Thursday, 6 June 2013

Zigzag

Its incredible to me how much in love with the world I am right now. While I still have complex daily issues to address, my heart is light, childlike, rippled with joy. I went on a trip to the southern coast of our big island a few weeks back and ran in another half marathon with many other dedicated runners. I'd trained hard for the event, covering many kilometres over the preceding months and on the day I ran a good race. My legs held. The scenery was majestic, other worldly at times,  and my heart swelled with the sheer beauty of it, and I was proud too, having set myself a goal, a substantial one, and I'd dug deep and fulfilled my little dream of running that great ocean road. 

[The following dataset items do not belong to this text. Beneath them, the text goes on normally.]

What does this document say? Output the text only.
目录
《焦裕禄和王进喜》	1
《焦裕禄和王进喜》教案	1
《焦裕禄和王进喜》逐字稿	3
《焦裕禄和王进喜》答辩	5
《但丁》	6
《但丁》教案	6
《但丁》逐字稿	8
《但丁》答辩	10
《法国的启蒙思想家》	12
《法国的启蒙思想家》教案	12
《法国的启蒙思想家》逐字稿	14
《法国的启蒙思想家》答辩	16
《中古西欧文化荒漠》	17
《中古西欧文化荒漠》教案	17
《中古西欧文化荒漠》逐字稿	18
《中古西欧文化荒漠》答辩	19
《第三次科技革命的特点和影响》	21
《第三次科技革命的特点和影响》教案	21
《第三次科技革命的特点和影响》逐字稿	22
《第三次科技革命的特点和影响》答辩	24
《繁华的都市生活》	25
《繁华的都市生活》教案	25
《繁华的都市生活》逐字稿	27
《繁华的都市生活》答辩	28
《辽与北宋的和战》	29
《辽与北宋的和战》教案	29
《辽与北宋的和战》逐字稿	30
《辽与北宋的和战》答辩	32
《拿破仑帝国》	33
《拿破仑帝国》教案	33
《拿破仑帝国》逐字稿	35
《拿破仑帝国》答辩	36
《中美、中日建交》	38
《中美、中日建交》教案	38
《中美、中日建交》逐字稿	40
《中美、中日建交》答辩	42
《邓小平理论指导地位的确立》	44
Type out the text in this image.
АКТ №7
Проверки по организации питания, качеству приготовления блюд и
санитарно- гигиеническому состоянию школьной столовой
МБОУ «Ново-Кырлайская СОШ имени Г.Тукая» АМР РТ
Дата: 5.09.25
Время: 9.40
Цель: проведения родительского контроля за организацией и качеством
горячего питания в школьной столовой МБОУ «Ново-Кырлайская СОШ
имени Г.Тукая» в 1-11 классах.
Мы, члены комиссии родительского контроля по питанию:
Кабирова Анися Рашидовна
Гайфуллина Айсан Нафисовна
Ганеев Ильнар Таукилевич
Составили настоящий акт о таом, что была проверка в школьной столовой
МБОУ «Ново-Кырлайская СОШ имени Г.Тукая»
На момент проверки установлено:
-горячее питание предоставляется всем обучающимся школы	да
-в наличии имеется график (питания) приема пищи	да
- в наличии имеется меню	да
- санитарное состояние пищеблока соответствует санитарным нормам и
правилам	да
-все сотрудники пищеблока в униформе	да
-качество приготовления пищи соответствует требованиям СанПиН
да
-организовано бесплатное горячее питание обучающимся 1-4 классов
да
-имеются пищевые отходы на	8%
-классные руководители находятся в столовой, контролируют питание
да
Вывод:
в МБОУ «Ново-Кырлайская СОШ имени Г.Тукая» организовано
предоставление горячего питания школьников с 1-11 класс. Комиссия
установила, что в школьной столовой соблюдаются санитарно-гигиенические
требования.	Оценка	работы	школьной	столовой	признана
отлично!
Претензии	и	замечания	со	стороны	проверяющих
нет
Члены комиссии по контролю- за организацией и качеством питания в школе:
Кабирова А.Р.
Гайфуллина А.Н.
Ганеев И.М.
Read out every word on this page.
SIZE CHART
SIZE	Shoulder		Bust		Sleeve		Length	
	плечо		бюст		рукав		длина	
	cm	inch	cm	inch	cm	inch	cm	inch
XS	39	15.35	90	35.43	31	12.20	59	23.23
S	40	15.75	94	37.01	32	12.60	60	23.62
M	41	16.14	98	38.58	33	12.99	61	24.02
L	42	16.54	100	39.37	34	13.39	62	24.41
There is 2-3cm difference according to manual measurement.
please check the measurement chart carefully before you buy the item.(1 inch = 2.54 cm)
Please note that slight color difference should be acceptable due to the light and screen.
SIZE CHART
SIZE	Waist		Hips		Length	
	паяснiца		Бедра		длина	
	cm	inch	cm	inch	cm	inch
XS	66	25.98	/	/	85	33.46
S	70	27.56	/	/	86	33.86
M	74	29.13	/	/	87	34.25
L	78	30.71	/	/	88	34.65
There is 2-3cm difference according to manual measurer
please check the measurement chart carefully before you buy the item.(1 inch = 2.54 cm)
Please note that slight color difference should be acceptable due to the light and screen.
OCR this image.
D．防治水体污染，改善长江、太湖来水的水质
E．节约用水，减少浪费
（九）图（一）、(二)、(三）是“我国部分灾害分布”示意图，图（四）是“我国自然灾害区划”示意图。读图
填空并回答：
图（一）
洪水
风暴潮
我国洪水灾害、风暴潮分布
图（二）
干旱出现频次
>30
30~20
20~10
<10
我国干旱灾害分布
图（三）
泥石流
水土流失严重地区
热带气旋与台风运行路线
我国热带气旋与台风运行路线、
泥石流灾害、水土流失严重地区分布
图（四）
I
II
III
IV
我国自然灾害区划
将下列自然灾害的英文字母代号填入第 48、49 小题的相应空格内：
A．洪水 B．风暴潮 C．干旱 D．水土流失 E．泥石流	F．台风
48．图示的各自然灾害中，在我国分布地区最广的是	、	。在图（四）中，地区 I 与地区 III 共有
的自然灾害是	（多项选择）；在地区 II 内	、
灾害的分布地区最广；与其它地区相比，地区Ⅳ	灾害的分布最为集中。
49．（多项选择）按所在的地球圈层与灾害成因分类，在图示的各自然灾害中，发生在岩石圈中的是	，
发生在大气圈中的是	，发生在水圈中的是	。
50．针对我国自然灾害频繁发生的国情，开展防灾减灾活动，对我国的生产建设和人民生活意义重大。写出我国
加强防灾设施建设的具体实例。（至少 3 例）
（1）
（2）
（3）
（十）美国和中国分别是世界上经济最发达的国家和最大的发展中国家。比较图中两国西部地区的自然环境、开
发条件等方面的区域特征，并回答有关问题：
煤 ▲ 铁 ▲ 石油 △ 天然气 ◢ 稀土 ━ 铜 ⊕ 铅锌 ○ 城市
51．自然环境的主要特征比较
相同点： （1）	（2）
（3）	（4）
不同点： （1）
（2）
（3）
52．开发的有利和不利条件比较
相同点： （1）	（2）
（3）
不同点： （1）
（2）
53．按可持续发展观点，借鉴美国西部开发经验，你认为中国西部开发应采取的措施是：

My boys came with me and shared the experience and I was grateful for their support. Grateful for their existence, at giving those two souls a chance at experiencing life. They are truly kind hearted beings, we have our grievances with each other, but they are few and far between. I think there is peace amongst us, I don't detect a resentment, or any deep regret from them that their mother and father live apart. I hope I'm not turning a blind eye, missing something because I don't wish to see it.

I feel a little bereft of a goal right now. For so long I had the half marathon on the horizon, propelling me forward, getting me out of bed on a cold morning. But I suppose a little meandering at times is perfectly acceptable. A little zig, a little zag for me right now.